Figure 19-8 Retinoblastoma, clinical appearance. Pseudohypopyon resulting from migration of tumor cells into the anterior chamber (masquerade syndrome).
In the United States, patients rarely present with metastases or intracranial extension at the time of diagnosis. The most frequently identified sites of metastatic involvement in children with retinoblastoma include skull bones, distal bones, brain, spinal cord, lymph nodes, and abdominal viscera. Retinoblastoma cells may escape the eye by invading the optic nerve and extending into the subarachnoid space. In addition, tumor cells may massively invade the choroid before traversing emissary canals or eroding through the sclera to enter the orbit. Extraocular extension may result in proptosis as the tumor grows in the orbit (Fig 19-9). In the anterior chamber, tumor cells may invade the trabecular meshwork, gaining access to the conjunctival lymphatics. The patient may subsequently develop palpable preauricular and cervical lymph nodes.
Differential Diagnosis
A number of lesions simulate retinoblastoma (Table 19-3). Most of these conditions can be differentiated from retinoblastoma on the basis of a comprehensive history, clinical examination, and appropriate ancillary diagnostic testing.

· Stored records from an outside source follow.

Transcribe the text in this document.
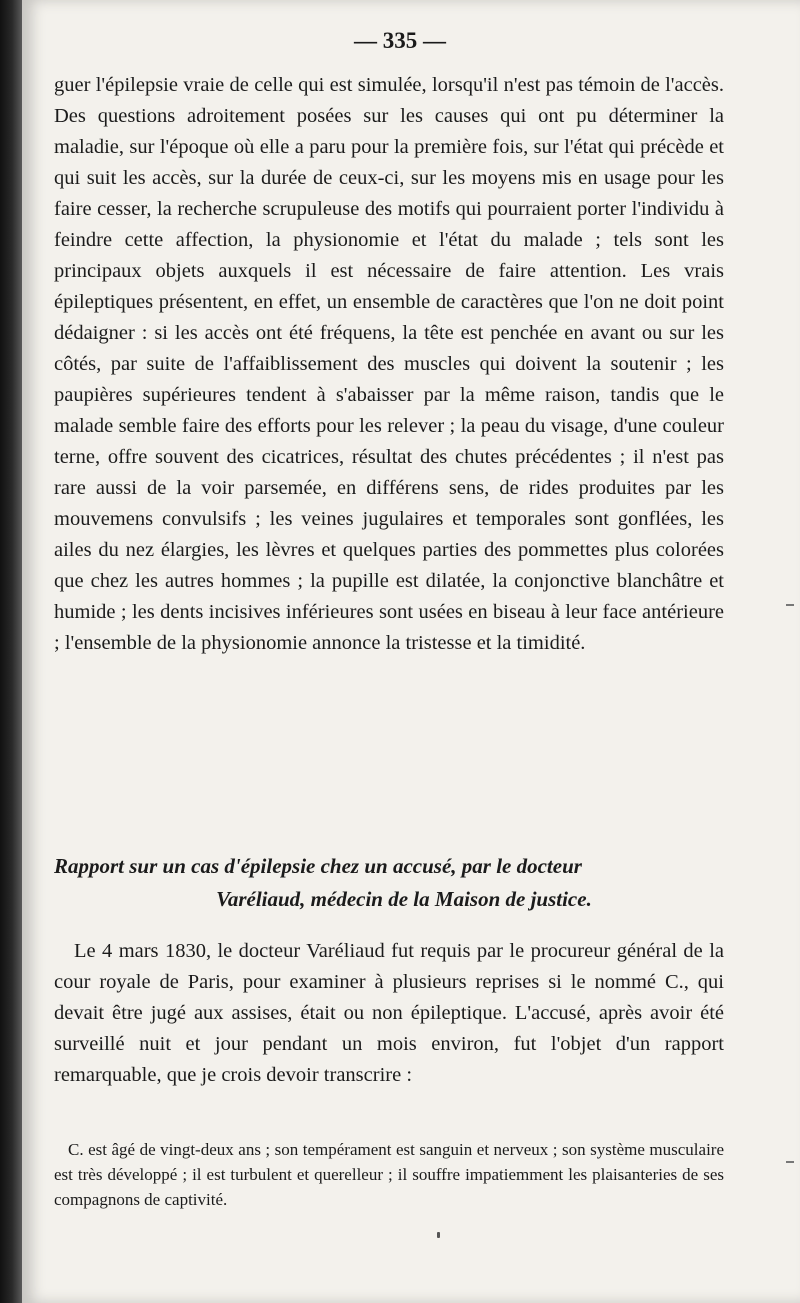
— 335 —

guer l'épilepsie vraie de celle qui est simulée, lorsqu'il n'est pas témoin de l'accès. Des questions adroitement posées sur les causes qui ont pu déterminer la maladie, sur l'époque où elle a paru pour la première fois, sur l'état qui précède et qui suit les accès, sur la durée de ceux-ci, sur les moyens mis en usage pour les faire cesser, la recherche scrupuleuse des motifs qui pourraient porter l'individu à feindre cette affection, la physionomie et l'état du malade ; tels sont les principaux objets auxquels il est nécessaire de faire attention. Les vrais épileptiques présentent, en effet, un ensemble de caractères que l'on ne doit point dédaigner : si les accès ont été fréquens, la tête est penchée en avant ou sur les côtés, par suite de l'affaiblissement des muscles qui doivent la soutenir ; les paupières supérieures tendent à s'abaisser par la même raison, tandis que le malade semble faire des efforts pour les relever ; la peau du visage, d'une couleur terne, offre souvent des cicatrices, résultat des chutes précédentes ; il n'est pas rare aussi de la voir parsemée, en différens sens, de rides produites par les mouvemens convulsifs ; les veines jugulaires et temporales sont gonflées, les ailes du nez élargies, les lèvres et quelques parties des pommettes plus colorées que chez les autres hommes ; la pupille est dilatée, la conjonctive blanchâtre et humide ; les dents incisives inférieures sont usées en biseau à leur face antérieure ; l'ensemble de la physionomie annonce la tristesse et la timidité.

Rapport sur un cas d'épilepsie chez un accusé, par le docteur
Varéliaud, médecin de la Maison de justice.

Le 4 mars 1830, le docteur Varéliaud fut requis par le procureur général de la cour royale de Paris, pour examiner à plusieurs reprises si le nommé C., qui devait être jugé aux assises, était ou non épileptique. L'accusé, après avoir été surveillé nuit et jour pendant un mois environ, fut l'objet d'un rapport remarquable, que je crois devoir transcrire :

C. est âgé de vingt-deux ans ; son tempérament est sanguin et nerveux ; son système musculaire est très développé ; il est turbulent et querelleur ; il souffre impatiemment les plaisanteries de ses compagnons de captivité.
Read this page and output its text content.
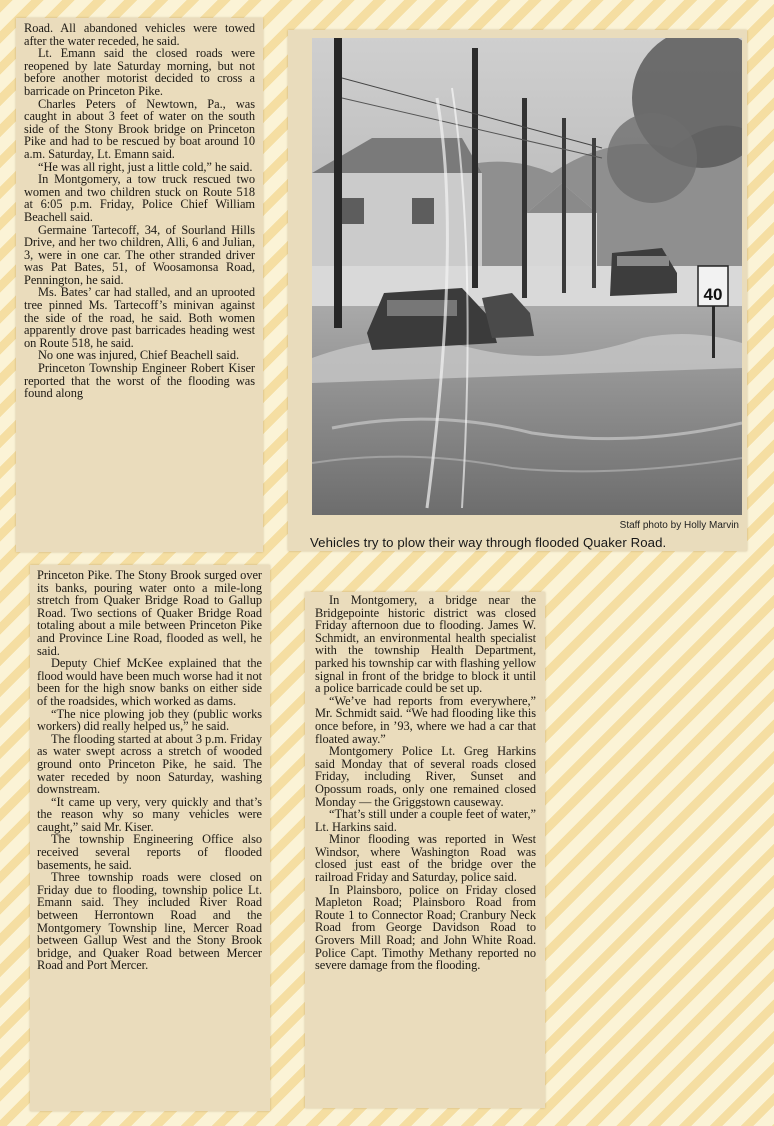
Road. All abandoned vehicles were towed after the water receded, he said.

Lt. Emann said the closed roads were reopened by late Saturday morning, but not before another motorist decided to cross a barricade on Princeton Pike.

Charles Peters of Newtown, Pa., was caught in about 3 feet of water on the south side of the Stony Brook bridge on Princeton Pike and had to be rescued by boat around 10 a.m. Saturday, Lt. Emann said.

“He was all right, just a little cold,” he said.

In Montgomery, a tow truck rescued two women and two children stuck on Route 518 at 6:05 p.m. Friday, Police Chief William Beachell said.

Germaine Tartecoff, 34, of Sourland Hills Drive, and her two children, Alli, 6 and Julian, 3, were in one car. The other stranded driver was Pat Bates, 51, of Woosamonsa Road, Pennington, he said.

Ms. Bates’ car had stalled, and an uprooted tree pinned Ms. Tartecoff’s minivan against the side of the road, he said. Both women apparently drove past barricades heading west on Route 518, he said.

No one was injured, Chief Beachell said.

Princeton Township Engineer Robert Kiser reported that the worst of the flooding was found along

40
Staff photo by Holly Marvin
Vehicles try to plow their way through flooded Quaker Road.

Princeton Pike. The Stony Brook surged over its banks, pouring water onto a mile-long stretch from Quaker Bridge Road to Gallup Road. Two sections of Quaker Bridge Road totaling about a mile between Princeton Pike and Province Line Road, flooded as well, he said.

Deputy Chief McKee explained that the flood would have been much worse had it not been for the high snow banks on either side of the roadsides, which worked as dams.

“The nice plowing job they (public works workers) did really helped us,” he said.

The flooding started at about 3 p.m. Friday as water swept across a stretch of wooded ground onto Princeton Pike, he said. The water receded by noon Saturday, washing downstream.

“It came up very, very quickly and that’s the reason why so many vehicles were caught,” said Mr. Kiser.

The township Engineering Office also received several reports of flooded basements, he said.

Three township roads were closed on Friday due to flooding, township police Lt. Emann said. They included River Road between Herrontown Road and the Montgomery Township line, Mercer Road between Gallup West and the Stony Brook bridge, and Quaker Road between Mercer Road and Port Mercer.

In Montgomery, a bridge near the Bridgepointe historic district was closed Friday afternoon due to flooding. James W. Schmidt, an environmental health specialist with the township Health Department, parked his township car with flashing yellow signal in front of the bridge to block it until a police barricade could be set up.

“We’ve had reports from everywhere,” Mr. Schmidt said. “We had flooding like this once before, in ’93, where we had a car that floated away.”

Montgomery Police Lt. Greg Harkins said Monday that of several roads closed Friday, including River, Sunset and Opossum roads, only one remained closed Monday — the Griggstown causeway.

“That’s still under a couple feet of water,” Lt. Harkins said.

Minor flooding was reported in West Windsor, where Washington Road was closed just east of the bridge over the railroad Friday and Saturday, police said.

In Plainsboro, police on Friday closed Mapleton Road; Plainsboro Road from Route 1 to Connector Road; Cranbury Neck Road from George Davidson Road to Grovers Mill Road; and John White Road. Police Capt. Timothy Methany reported no severe damage from the flooding.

Persistent fetal vasculature
Persistent fetal vasculature (PFV), previously known as persistent hyperplastic primary vitreous (PHPV), is typically recognized within days or weeks of birth. The condition is unilateral in twothirds of cases and is associated with microphthalmos, a shallow or flat anterior chamber, a
hypoplastic iris with prominent vessels, and a retrolenticular fibrovascular mass that draws the ciliary body processes inward. On indirect ophthalmoscopy, a vascular stalk may be seen arising from the optic nerve head and attaching to the posterior lens capsule. Ultrasonography confirms the diagnosis by showing persistent hyaloid remnants arising from the optic nerve head, usually in association with a closed funnel retinal detachment. No retinal tumor is seen, and the axial length of the eye is shortened. Calcification may be present. PFV may be managed with combined lensectomy and vitrectomy approaches in selected cases. See also Chapter 10 in this volume and BCSC Section 6,
Pediatric Ophthalmology and Strabismus.
Figure 19-9 Retinoblastoma, clinical appearance. Proptosis caused by retinoblastoma with orbital invasion.
Table 19-3
Coats disease
Coats disease is clinically evident within the first decade of life and is more common in boys. The lesion is typically characterized by unilateral retinal telangiectasia associated with intraretinal yellow
exudation without a distinct mass (Fig 19-10). The progressive leakage of fluid may lead to an extensive retinal detachment and neovascular glaucoma. Ultrasonography documents the absence of a retinal tumor and shows the convection of cholesterol in the subretinal fluid. Fluorescein angiography shows classic telangiectatic vessels. Laser photocoagulation or cryoablation of the vascular anomalies eliminates the exudative component of the disease and may restore visual function. Subretinal fluid may be drained to facilitate these procedures. Serial evaluation and followup is critical for these patients.
Ocular toxocariasis
Ocular toxocariasis typically occurs in older children with a history of soil ingestion or exposure to puppies. Toxocariasis presents with posterior and peripheral granulomas, with an associated uveitis. Exudative retinal detachment, organized vitreoretinal traction, and cataracts may be present. Ultrasonography shows the vitritis, retinal detachment, granulomas, retinal traction, and the absence of calcium. See BCSC Section 9, Intraocular Inflammation and Uveitis, for additional discussion.
Astrocytoma
Retinal astrocytoma, or astrocytic hamartoma, generally appears as a small, smooth, white, glistening tumor located in the nerve fiber layer of the retina (Fig 19-11). It may be single or multiple, unilateral or bilateral. In some cases, it may become larger and calcified, typically having a mulberry appearance. Astrocytomas occasionally arise from the optic disc; such tumors are often referred to as giant drusen. Astrocytomas of the retina commonly occur in patients with tuberous sclerosis and may also be seen in patients with neurofibromatosis. Most retinal astrocytomas are not associated with a phakomatosis.
Figure 19-10 Coats disease. A, Clinical appearance of characteristic lightbulb aneurysms (arrowheads) observed in Coats disease. Note the associated exudative retinal detachment with subretinal exudate (asterisk). B, Fluorescein angiogram showing classic telangiectatic vessels (arrowhead). C, B-scan in Coats disease shows retinal detachment (arrows). D, In contrast, B-scan in retinoblastoma shows total retinal detachment (arrowhead) and a large tumor mass (asterisk). (Parts A and
B courtesy of Matthew W. Wilson, MD.)
Figure 19-11 Retinal astrocytic hamartomas, clinical appearance. Note the more subtle opalescent lesion (between arrows) superonasal to the optic disc and the larger “mulberry” lesion inferonasal to the disc.